Already in the years of the Austrofascist regime, the Academy was open to the ideas of National Socialism, and it was rapidly "aligned" after the annexation of Austria in 1938. On 12 March 1938, the Vienna NSDAP appointed a management board consisting of Ferdinand Andri, Wilhelm Dachauer and Alexander Popp, which immediately dismissed thirteen members of staff and remained in place until Popp was appointed rector in summer 1941. The Academy was now answerable to Department IV of the Ministry of Internal and Cultural Affairs headed by Kajetan Mühlmann, and from 1940 the Department for Promotion of the Arts of the Reichsstatthalter in Vienna. Regular courses were suspended from winter semester 1944/45, and the Academy was closed completely at the latest in January 1945 along with all art academies.
In 1938, the Paintings Gallery had around 1,900 works. To enlarge the collection, the provisional board and gallery director Robert Eigenberger, proposed in 1939 to participate in the distribution of art objects from expropriated collections, although no allocations of this type have been identified to date. In August of that year, Eigenberger was instructed to divide the works into categories A, B and C and, in view of the impending war, to arrange for the storage of category A works. In the four storage operations in 1939, 1942, 1944 and 1945, over 600 works, mainly from categories A and B, were stored at Stift Heiligenkreuz, Creditanstalt–Bankverein in Vienna 1, Schottengasse 6-8, Schloss Schönborn in Lower Austria, and Bergwerk Lauffen near Bad Ischl. Eigenberger categorized almost 1,700 works in 1939 as third-class, around 1,300 of which remained in the Academy building. Following an air raid 12 March 1945, 520 works were destroyed or have disappeared.

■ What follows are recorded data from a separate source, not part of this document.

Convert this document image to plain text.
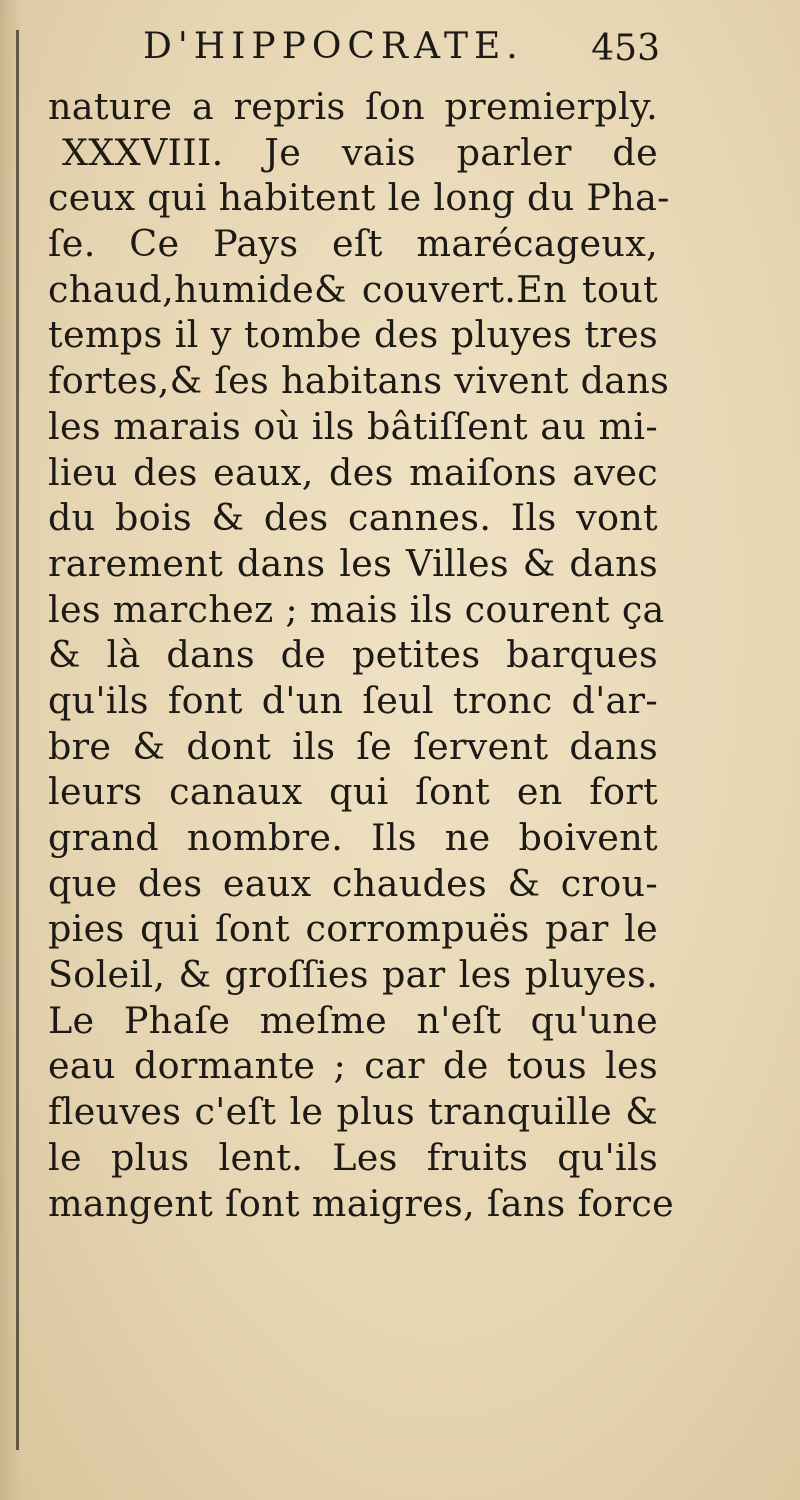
D'HIPPOCRATE. 453
nature a repris ſon premierply.
XXXVIII. Je vais parler de
ceux qui habitent le long du Pha-
ſe. Ce Pays eſt marécageux,
chaud,humide& couvert.En tout
temps il y tombe des pluyes tres
fortes,& ſes habitans vivent dans
les marais où ils bâtiſſent au mi-
lieu des eaux, des maiſons avec
du bois & des cannes. Ils vont
rarement dans les Villes & dans
les marchez ; mais ils courent ça
& là dans de petites barques
qu'ils font d'un ſeul tronc d'ar-
bre & dont ils ſe ſervent dans
leurs canaux qui ſont en fort
grand nombre. Ils ne boivent
que des eaux chaudes & crou-
pies qui ſont corrompuës par le
Soleil, & groſſies par les pluyes.
Le Phaſe meſme n'eſt qu'une
eau dormante ; car de tous les
fleuves c'eſt le plus tranquille &
le plus lent. Les fruits qu'ils
mangent ſont maigres, ſans force
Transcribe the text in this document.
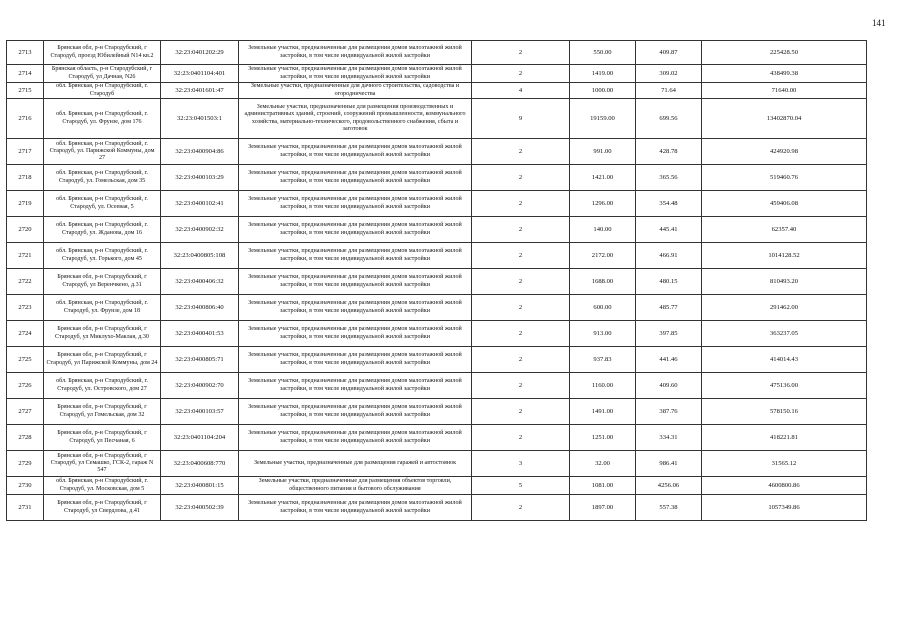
141
2713	Брянская обл, р-н Стародубский, г Стародуб, проезд Юбилейный N14 кв.2	32:23:0401202:29	Земельные участки, предназначенные для размещения домов малоэтажной жилой застройки, в том числе индивидуальной жилой застройки	2	550.00	409.87	225428.50
2714	Брянская область, р-н Стародубский, г Стародуб, ул Дачная, N26	32:23:0401104:401	Земельные участки, предназначенные для размещения домов малоэтажной жилой застройки, в том числе индивидуальной жилой застройки	2	1419.00	309.02	438499.38
2715	обл. Брянская, р-н Стародубский, г. Стародуб	32:23:0401601:47	Земельные участки, предназначенные для дачного строительства, садоводства и огородничества	4	1000.00	71.64	71640.00
2716	обл. Брянская, р-н Стародубский, г. Стародуб, ул. Фрунзе, дом 176	32:23:0401503:1	Земельные участки, предназначенные для размещения производственных и административных зданий, строений, сооружений промышленности, коммунального хозяйства, материально-технического, продовольственного снабжения, сбыта и заготовок	9	19159.00	699.56	13402870.04
2717	обл. Брянская, р-н Стародубский, г. Стародуб, ул. Парижской Коммуны, дом 27	32:23:0400904:86	Земельные участки, предназначенные для размещения домов малоэтажной жилой застройки, в том числе индивидуальной жилой застройки	2	991.00	428.78	424920.98
2718	обл. Брянская, р-н Стародубский, г. Стародуб, ул. Гомельская, дом 35	32:23:0400103:29	Земельные участки, предназначенные для размещения домов малоэтажной жилой застройки, в том числе индивидуальной жилой застройки	2	1421.00	365.56	519460.76
2719	обл. Брянская, р-н Стародубский, г. Стародуб, ул. Осеевая, 5	32:23:0400102:41	Земельные участки, предназначенные для размещения домов малоэтажной жилой застройки, в том числе индивидуальной жилой застройки	2	1296.00	354.48	459406.08
2720	обл. Брянская, р-н Стародубский, г. Стародуб, ул. Жданова, дом 16	32:23:0400902:32	Земельные участки, предназначенные для размещения домов малоэтажной жилой застройки, в том числе индивидуальной жилой застройки	2	140.00	445.41	62357.40
2721	обл. Брянская, р-н Стародубский, г. Стародуб, ул. Горького, дом 45	32:23:0400805:108	Земельные участки, предназначенные для размещения домов малоэтажной жилой застройки, в том числе индивидуальной жилой застройки	2	2172.00	466.91	1014128.52
2722	Брянская обл, р-н Стародубский, г Стародуб, ул Веренчкено, д.31	32:23:0400406:32	Земельные участки, предназначенные для размещения домов малоэтажной жилой застройки, в том числе индивидуальной жилой застройки	2	1688.00	480.15	810493.20
2723	обл. Брянская, р-н Стародубский, г. Стародуб, ул. Фрунзе, дом 18	32:23:0400806:40	Земельные участки, предназначенные для размещения домов малоэтажной жилой застройки, в том числе индивидуальной жилой застройки	2	600.00	485.77	291462.00
2724	Брянская обл, р-н Стародубский, г Стародуб, ул Миклухо-Маклая, д.30	32:23:0400401:53	Земельные участки, предназначенные для размещения домов малоэтажной жилой застройки, в том числе индивидуальной жилой застройки	2	913.00	397.85	363237.05
2725	Брянская обл, р-н Стародубский, г Стародуб, ул Парижской Коммуны, дом 24	32:23:0400805:71	Земельные участки, предназначенные для размещения домов малоэтажной жилой застройки, в том числе индивидуальной жилой застройки	2	937.83	441.46	414014.43
2726	обл. Брянская, р-н Стародубский, г. Стародуб, ул. Островского, дом 27	32:23:0400902:70	Земельные участки, предназначенные для размещения домов малоэтажной жилой застройки, в том числе индивидуальной жилой застройки	2	1160.00	409.60	475136.00
2727	Брянская обл, р-н Стародубский, г Стародуб, ул Гомельская, дом 32	32:23:0400103:57	Земельные участки, предназначенные для размещения домов малоэтажной жилой застройки, в том числе индивидуальной жилой застройки	2	1491.00	387.76	578150.16
2728	Брянская обл, р-н Стародубский, г Стародуб, ул Песчаная, 6	32:23:0401104:204	Земельные участки, предназначенные для размещения домов малоэтажной жилой застройки, в том числе индивидуальной жилой застройки	2	1251.00	334.31	418221.81
2729	Брянская обл, р-н Стародубский, г Стародуб, ул Семашко, ГСК-2, гараж N 547	32:23:0400608:770	Земельные участки, предназначенные для размещения гаражей и автостоянок	3	32.00	986.41	31565.12
2730	обл. Брянская, р-н Стародубский, г. Стародуб, ул. Московская, дом 5	32:23:0400801:15	Земельные участки, предназначенные для размещения объектов торговли, общественного питания и бытового обслуживания	5	1081.00	4256.06	4600800.86
2731	Брянская обл, р-н Стародубский, г Стародуб, ул Свердлова, д.41	32:23:0400502:39	Земельные участки, предназначенные для размещения домов малоэтажной жилой застройки, в том числе индивидуальной жилой застройки	2	1897.00	557.38	1057349.86
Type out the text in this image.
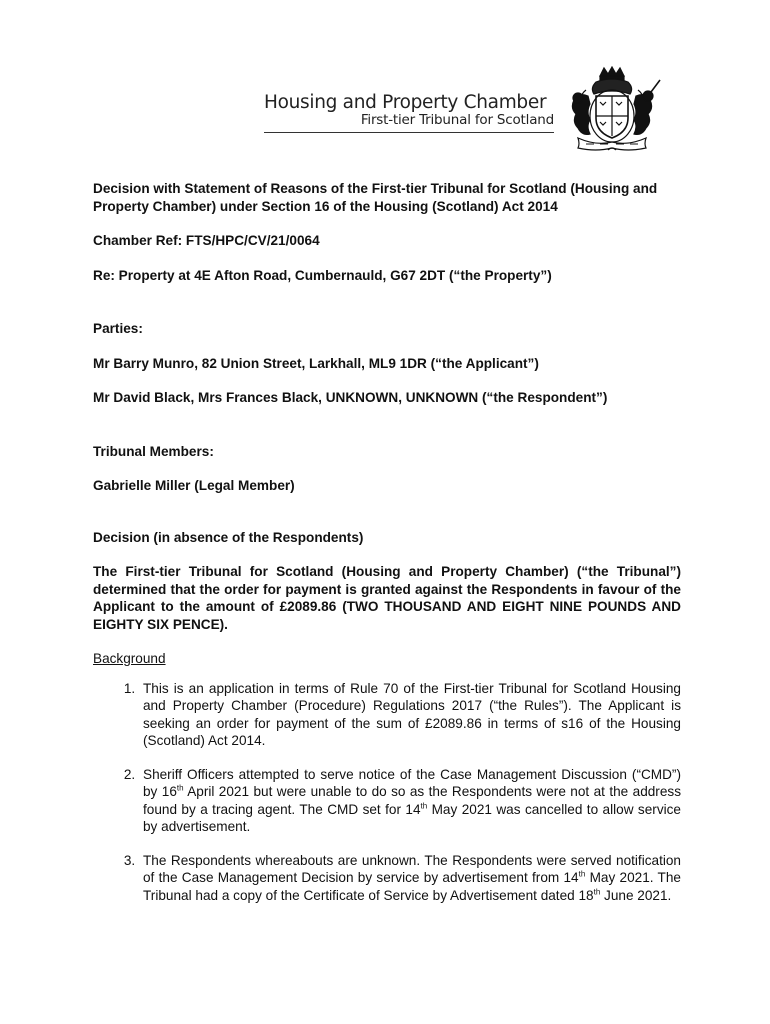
Housing and Property Chamber
First-tier Tribunal for Scotland

Decision with Statement of Reasons of the First-tier Tribunal for Scotland (Housing and Property Chamber) under Section 16 of the Housing (Scotland) Act 2014

Chamber Ref: FTS/HPC/CV/21/0064

Re: Property at 4E Afton Road, Cumbernauld, G67 2DT (“the Property”)

Parties:

Mr Barry Munro, 82 Union Street, Larkhall, ML9 1DR (“the Applicant”)

Mr David Black, Mrs Frances Black, UNKNOWN, UNKNOWN (“the Respondent”)

Tribunal Members:

Gabrielle Miller (Legal Member)

Decision (in absence of the Respondents)

The First-tier Tribunal for Scotland (Housing and Property Chamber) (“the Tribunal”) determined that the order for payment is granted against the Respondents in favour of the Applicant to the amount of £2089.86 (TWO THOUSAND AND EIGHT NINE POUNDS AND EIGHTY SIX PENCE).

Background

1. This is an application in terms of Rule 70 of the First-tier Tribunal for Scotland Housing and Property Chamber (Procedure) Regulations 2017 (“the Rules”). The Applicant is seeking an order for payment of the sum of £2089.86 in terms of s16 of the Housing (Scotland) Act 2014.
2. Sheriff Officers attempted to serve notice of the Case Management Discussion (“CMD”) by 16th April 2021 but were unable to do so as the Respondents were not at the address found by a tracing agent. The CMD set for 14th May 2021 was cancelled to allow service by advertisement.
3. The Respondents whereabouts are unknown. The Respondents were served notification of the Case Management Decision by service by advertisement from 14th May 2021. The Tribunal had a copy of the Certificate of Service by Advertisement dated 18th June 2021.
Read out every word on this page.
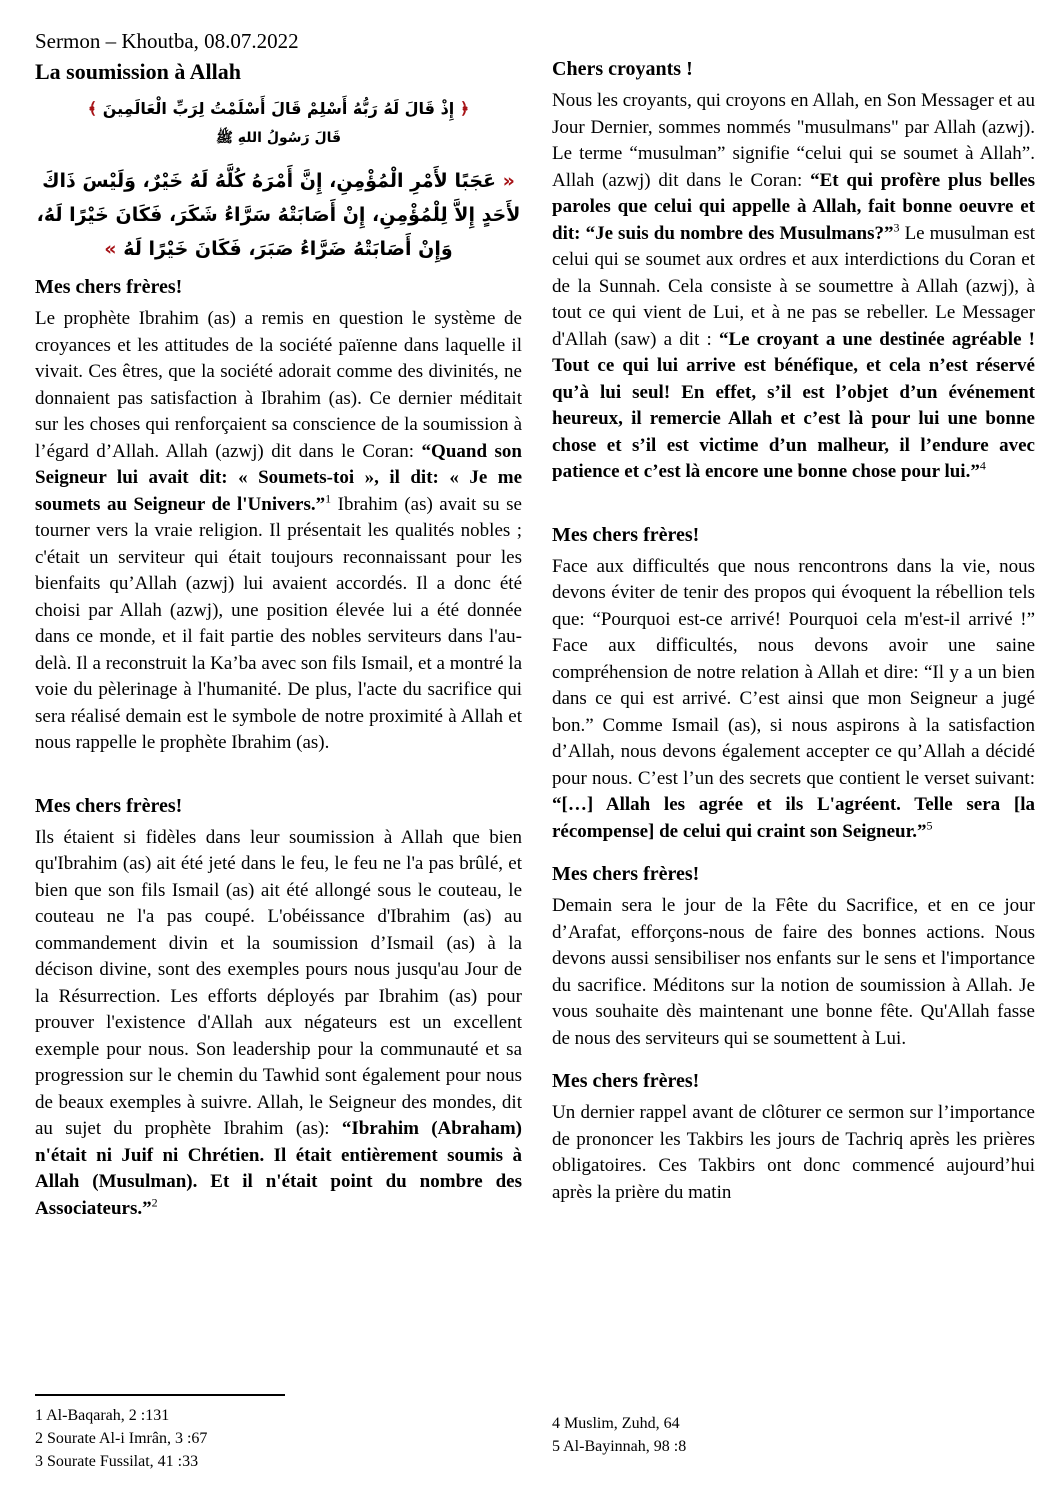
Sermon – Khoutba, 08.07.2022
La soumission à Allah

﴿ إِذْ قَالَ لَهُ رَبُّهُ أَسْلِمْ قَالَ أَسْلَمْتُ لِرَبِّ الْعَالَمِينَ ﴾

قَالَ رَسُولُ اللهِ ﷺ

« عَجَبًا لأَمْرِ الْمُؤْمِنِ، إِنَّ أَمْرَهُ كُلَّهُ لَهُ خَيْرٌ، وَلَيْسَ ذَاكَ لأَحَدٍ إِلاَّ لِلْمُؤْمِنِ، إِنْ أَصَابَتْهُ سَرَّاءُ شَكَرَ، فَكَانَ خَيْرًا لَهُ، وَإِنْ أَصَابَتْهُ ضَرَّاءُ صَبَرَ، فَكَانَ خَيْرًا لَهُ »

Mes chers frères!

Le prophète Ibrahim (as) a remis en question le système de croyances et les attitudes de la société païenne dans laquelle il vivait. Ces êtres, que la société adorait comme des divinités, ne donnaient pas satisfaction à Ibrahim (as). Ce dernier méditait sur les choses qui renforçaient sa conscience de la soumission à l’égard d’Allah. Allah (azwj) dit dans le Coran: “Quand son Seigneur lui avait dit: « Soumets-toi », il dit: « Je me soumets au Seigneur de l'Univers.”$^1$ Ibrahim (as) avait su se tourner vers la vraie religion. Il présentait les qualités nobles ; c'était un serviteur qui était toujours reconnaissant pour les bienfaits qu’Allah (azwj) lui avaient accordés. Il a donc été choisi par Allah (azwj), une position élevée lui a été donnée dans ce monde, et il fait partie des nobles serviteurs dans l'au-delà. Il a reconstruit la Ka’ba avec son fils Ismail, et a montré la voie du pèlerinage à l'humanité. De plus, l'acte du sacrifice qui sera réalisé demain est le symbole de notre proximité à Allah et nous rappelle le prophète Ibrahim (as).

Mes chers frères!

Ils étaient si fidèles dans leur soumission à Allah que bien qu'Ibrahim (as) ait été jeté dans le feu, le feu ne l'a pas brûlé, et bien que son fils Ismail (as) ait été allongé sous le couteau, le couteau ne l'a pas coupé. L'obéissance d'Ibrahim (as) au commandement divin et la soumission d’Ismail (as) à la décison divine, sont des exemples pours nous jusqu'au Jour de la Résurrection. Les efforts déployés par Ibrahim (as) pour prouver l'existence d'Allah aux négateurs est un excellent exemple pour nous. Son leadership pour la communauté et sa progression sur le chemin du Tawhid sont également pour nous de beaux exemples à suivre. Allah, le Seigneur des mondes, dit au sujet du prophète Ibrahim (as): “Ibrahim (Abraham) n'était ni Juif ni Chrétien. Il était entièrement soumis à Allah (Musulman). Et il n'était point du nombre des Associateurs.”$^2$

Chers croyants !

Nous les croyants, qui croyons en Allah, en Son Messager et au Jour Dernier, sommes nommés "musulmans" par Allah (azwj). Le terme “musulman” signifie “celui qui se soumet à Allah”. Allah (azwj) dit dans le Coran: “Et qui profère plus belles paroles que celui qui appelle à Allah, fait bonne oeuvre et dit: “Je suis du nombre des Musulmans?”$^3$ Le musulman est celui qui se soumet aux ordres et aux interdictions du Coran et de la Sunnah. Cela consiste à se soumettre à Allah (azwj), à tout ce qui vient de Lui, et à ne pas se rebeller. Le Messager d'Allah (saw) a dit : “Le croyant a une destinée agréable ! Tout ce qui lui arrive est bénéfique, et cela n’est réservé qu’à lui seul! En effet, s’il est l’objet d’un événement heureux, il remercie Allah et c’est là pour lui une bonne chose et s’il est victime d’un malheur, il l’endure avec patience et c’est là encore une bonne chose pour lui.”$^4$

Mes chers frères!

Face aux difficultés que nous rencontrons dans la vie, nous devons éviter de tenir des propos qui évoquent la rébellion tels que: “Pourquoi est-ce arrivé! Pourquoi cela m'est-il arrivé !” Face aux difficultés, nous devons avoir une saine compréhension de notre relation à Allah et dire: “Il y a un bien dans ce qui est arrivé. C’est ainsi que mon Seigneur a jugé bon.” Comme Ismail (as), si nous aspirons à la satisfaction d’Allah, nous devons également accepter ce qu’Allah a décidé pour nous. C’est l’un des secrets que contient le verset suivant: “[…] Allah les agrée et ils L'agréent. Telle sera [la récompense] de celui qui craint son Seigneur.”$^5$

Mes chers frères!

Demain sera le jour de la Fête du Sacrifice, et en ce jour d’Arafat, efforçons-nous de faire des bonnes actions. Nous devons aussi sensibiliser nos enfants sur le sens et l'importance du sacrifice. Méditons sur la notion de soumission à Allah. Je vous souhaite dès maintenant une bonne fête. Qu'Allah fasse de nous des serviteurs qui se soumettent à Lui.

Mes chers frères!

Un dernier rappel avant de clôturer ce sermon sur l’importance de prononcer les Takbirs les jours de Tachriq après les prières obligatoires. Ces Takbirs ont donc commencé aujourd’hui après la prière du matin

1 Al-Baqarah, 2 :131
2 Sourate Al-i Imrân, 3 :67
3 Sourate Fussilat, 41 :33
4 Muslim, Zuhd, 64
5 Al-Bayinnah, 98 :8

In addition, 120 of the works stored elsewhere were lost through theft or for other war-related reasons. A start was made at the end of 1942 on the storage of works in the library and present-day Graphic Collection. The most valuable objects were stored in a safe in Rockhgasse, Vienna, and less valuable ones in a basement within the Academy, while the least valuable ones were left in place. With few exceptions, surviving source material does not provide any detailed information as to which objects in the present-day Graphic Collection were stored or lost during the war.
On 19 April 1945, when the fighting in Vienna came to an end, Herbert Boeckl took over as temporary rector, and courses started up again a few days later. In the denazification proceedings immediately after the war, thirty-seven members of staff were dismissed, although most were rehabilitated at the latest after the adoption of the 1947 National Socialist Act.
In 1988, the Paintings Gallery was merged with the Glyptothek at the Academy. Under the Art College Organization Act, the Academy was recognized as a university in 1998, retaining the name Academy of Fine Arts Vienna. In 2003, the Graphic Collection became a separate organization unit from the library. Systematic provenance research in the Academy collections began in 2013. Based on its research findings, the Art Restitution Advisory Board recommended on 11 January 2019 the return of three prints from its Graphic Collection originally owned by Moriz Grünebaum and restituted to his heirs in February 2021. In November 2021 the Art Restitution Advisory Board also recommended the restitution of 33 prints from the Sigmund Stiassny collection and 319 drawings from Maria and Rudolf Perlberger, which had been acquired by the Graphic Collection as a result of a donation in the 1980s.